Due to the rarity of this condition, randomized controlled trials are lacking, and treatment is largely based on case reports and small series. Early observational data suggested a potential role for immunomodulatory therapy; notably, Molina et al. (1996), reported symptomatic improvement in a small series of patients with Sjogren’s associated sensory ganglionopathy treated with intravenous immunoglobulin (IVIG), highlighting the possibility for short-term benefit in selected cases [2]. However, subsequent studies demonstrated more variable outcomes. In a cohort of thirteen patients reported by Pereira et al. (2016), multiple immunomodulatory agents were used (Table 1), yet functional outcomes slightly worsened over a median three-year follow-up (modified Rankin Scale from 2.15 to 2.38), with the most favorable responses observed in patients treated with corticosteroids combined with mycophenolate mofetil, while IVIG showed limited benefit [3].
Table 1
Summary of Observational Studies Discussing Treatments for Sjogren’s Associated Sensory Ganglionopathy.
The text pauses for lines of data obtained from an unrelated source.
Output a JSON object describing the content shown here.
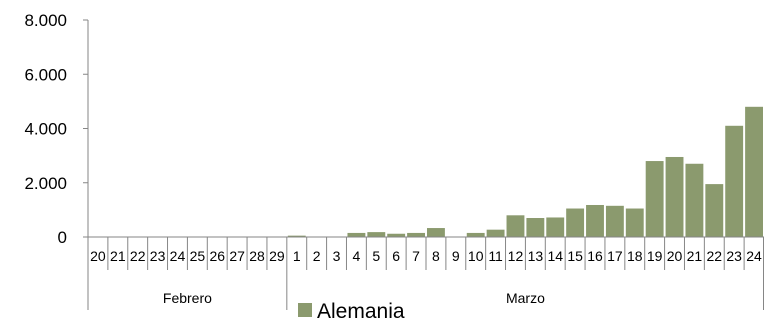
{
  "chart_data": {
    "type": "bar",
    "ylim": [
      0,
      8000
    ],
    "y_ticks": [
      0,
      2000,
      4000,
      6000,
      8000
    ],
    "y_tick_labels": [
      "0",
      "2.000",
      "4.000",
      "6.000",
      "8.000"
    ],
    "categories": [
      "20",
      "21",
      "22",
      "23",
      "24",
      "25",
      "26",
      "27",
      "28",
      "29",
      "1",
      "2",
      "3",
      "4",
      "5",
      "6",
      "7",
      "8",
      "9",
      "10",
      "11",
      "12",
      "13",
      "14",
      "15",
      "16",
      "17",
      "18",
      "19",
      "20",
      "21",
      "22",
      "23",
      "24"
    ],
    "month_groups": [
      {
        "label": "Febrero",
        "count": 10
      },
      {
        "label": "Marzo",
        "count": 24
      }
    ],
    "series": [
      {
        "name": "Alemania",
        "color": "#8b9a6e",
        "values": [
          0,
          0,
          0,
          0,
          0,
          0,
          0,
          0,
          0,
          0,
          50,
          0,
          0,
          150,
          180,
          120,
          150,
          330,
          0,
          150,
          270,
          800,
          700,
          720,
          1050,
          1180,
          1150,
          1050,
          2800,
          2950,
          2700,
          1950,
          4100,
          4800
        ]
      }
    ],
    "grid": false,
    "legend_position": "bottom"
  }
}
| STUDY | N | THERAPIES USED | OUTCOME |
|---|---|---|---|
| Molina et al., 1996 | Small series | IVIG | Short term symptomatic improvement |
| Pereira et al., 2016 | 13 | Corticosteroids, mycophenolate mofetil, hydroxychloroquine, IVIG, cyclophosphamide | Slight mRS worsening over 3 years |
| Khan et al., 2019 | 1 | Corticosteroids, cyclophosphamide, rituximab → MMF | Sustained functional recovery |
A more promising result was reported by Khan et al. (2019), who described a 45-year-old man with primary Sjogren’s and severe sensory ganglionopathy unresponsive to steroids and IVIG. He was subsequently treated with a regimen of pulsed methylprednisolone (1 g for 3 days), cyclophosphamide (6 months), and rituximab (two infusions of 1 g), followed by a tapering course of oral glucocorticoids. After initial clinical improvement, he transitioned to maintenance therapy with mycophenolate mofetil (1 g twice daily). At three-month follow-up and after a period of rehabilitation, he was able to return to work full-time and remained clinically stable one year after initiating therapy [4]. This case illustrates the potential utility of B-cell–targeted therapy (rituximab) in refractory cases and underscores the need to consider sensory ganglionopathy early in the differential diagnosis of sensory ataxia or unusual movement disorders, particularly in patients with or at risk for Sjogren’s disease.
Ethics and Consent
Ethical approval was not required for this single-patient case report in accordance with institutional policy. Written informed consent was obtained from the patient for publication of the clinical details and accompanying video, with all potentially identifiable information removed to ensure anonymity.
Competing Interests
The authors have no competing interests to declare.